A new sensor has recently been developed for the purpose of detecting and monitoring mercury levels in our atmosphere.
Researchers at the University of Miami (UM), who conducted the study, suggest that the latest laser-based sensor is highly sensitive and accurately measures mercury exposure to humans on a global scale.
Anthony Hynes from UM's Rosenstiel School of Marine and Atmospheric Science, who is also the co-author of the study, revealed that the mercury measurement method is called sequential two-photon laser induced fluorescence (2P-LIF). The approach uses a couple of different laser beams that excite mercury atoms then monitor the blue shifted atomic fluorescence.
The researchers also compared the latest instrument with current mercury measuring tools and claimed that the new sensor measures ambient mercury very quickly in comparison to other mercury measuring instruments. The latest instrument can measure mercury in the atmosphere in just 10 seconds, while other instruments can take up to 2.5 minutes to make such calculations.
The study also shows that the latest instrument can also differentiate between elemental and oxidized mercury, which is when the atom of mercury is joined to one or more additional elements and is more proficiently placed in our environment.
"Our instrument has the potential to greatly enhance our understanding of the atmospheric cycling of mercury and increase understanding of the global impact of mercury on human health," said Hynes.
Various environment protection agencies are focusing on how to limit emissions of mercury, which is a dangerous air pollutant. The latest instrument may be helpful in measuring mercury levels in the atmosphere and assisting agencies in order to understand the global cycling of atmospheric mercury.
Mercury is normally deposited to the ground via rainfall and ends up in high levels in mammals and fish. Humans' direct exposure to mercury usually happens when a person consumes fish with a high concentration of methyl mercury.
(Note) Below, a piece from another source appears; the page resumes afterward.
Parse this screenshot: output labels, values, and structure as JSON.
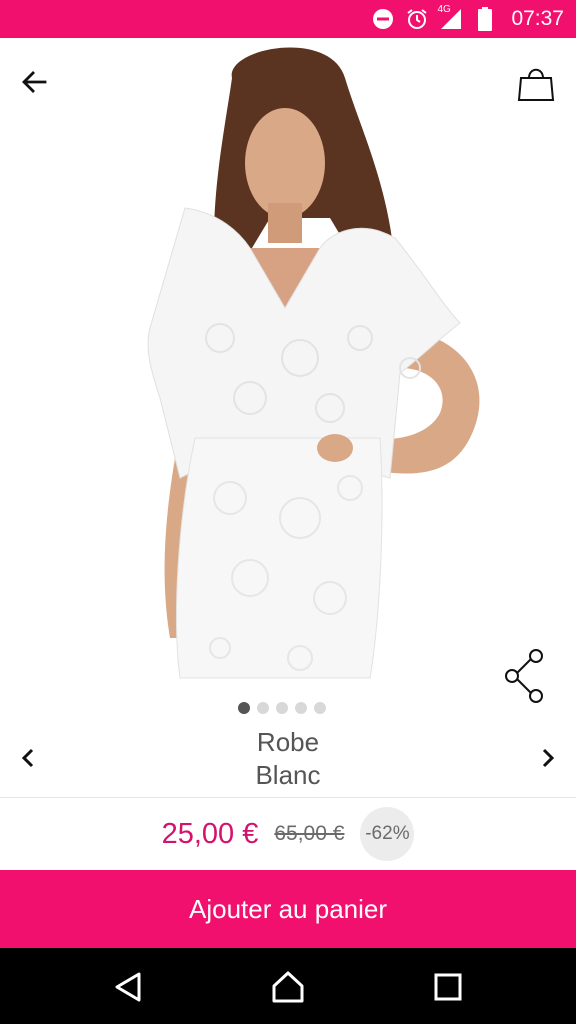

Consumption of methyl mercury can cause medical issues in humans. Methyl mercury can impair neurological developments in children, infants and fetuses. Exposure in the womb, which can occur when a mother consumes fish or shellfish that has methyl mercury, can affect an unborn baby's nervous system and brain.
Methyl mercury poisoning can also happen when a person consumes meat from animals that were fed with grains contaminated with methyl mercury.
Mercury is used in various manufacturing processes such as those of fluorescent lights, latex paints, batteries and more. In the modern world, mercury has become a common air and water pollutant.